A point that has been made on DAM News many times before is that automated methods should be able to leverage existing cataloguing data to enhance their results. The context these technologies are being used in is also highly significant. Apart from the fact they mostly work effectively for generalist repositories, the other consideration is the tasks that the library itself exists to fulfil. If a library of assets is only intended to hold personal photos and the volumes are relatively small (e.g. less than 1,000) then any working search facility is acceptable as the users can manually filter the results by eye and usually ignore anything that appears random. On the other hand, if the library is a repository of key production assets that are in constant use or are to be employed for some important project, these are not only a distraction, but they damage both the value of the assets and may negatively affect the productivity of those that have to find them. Further, another area not yet discussed (but strongly hinted at in the Google article referred to) is the risk of litigation from subjects who have been incorrectly catalogued. As discussed, blaming the software is no defence, so this would come down to negligence on the part of the library operator and their suppliers (i.e. the vendor and any third party tools they used). As well as publicly accessible repositories, this could become an HR issue for internal ones held by corporations also.

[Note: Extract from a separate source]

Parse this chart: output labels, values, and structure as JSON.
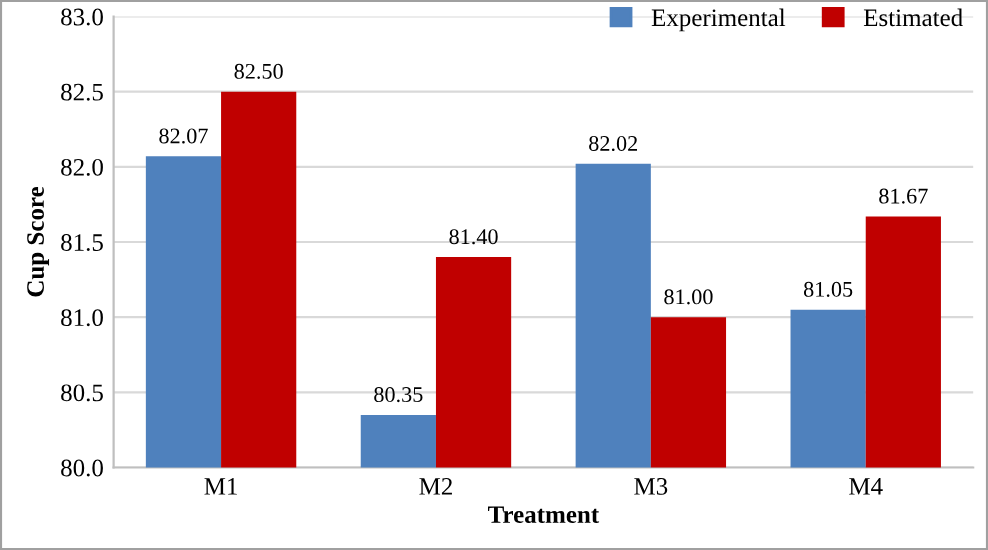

There is a conflict of interest for anyone intending to use automated methods that has to be resolved to attain a benefit from it: the metadata cataloguing task could be carried out faster (and therefore at a lower cost) but the trade-off is some lower quality data, with all the other negative consequences that suggests. If that same metadata is embedded into the asset, they could also leave the library with these mistakes contained within them to destinations unknown. One approach might be to segment catalogues and enable more automation on the less important material, but some care is needed and an overhead will probably still be incurred manually correcting some of the worst cases.
Overall, I think these technologies are interesting and might eventually offer some benefits for real-world commercial Digital Asset Management use, but not just yet and still with the following caveats:
- They cannot be left unattended and need to be checked by human beings: even random sampling is still risky.
- The algorithm needs to be able to access existing classification rules and metadata schema to refine its results.
- For libraries with highly specific or technical subjects, they may offer a limited benefit.
- The more specialised the focus of the automated techniques are (e.g. facial recognition etc) the better the result and it therefore might be more suitable to apply accordingly rather than wholesale.
- While the productivity opportunity exists, there are legal and HR-related risks which are not straightforward to mitigate.
- They are currently more effective in a supporting role to help identify issues with human cataloguing rather than to replace a real person.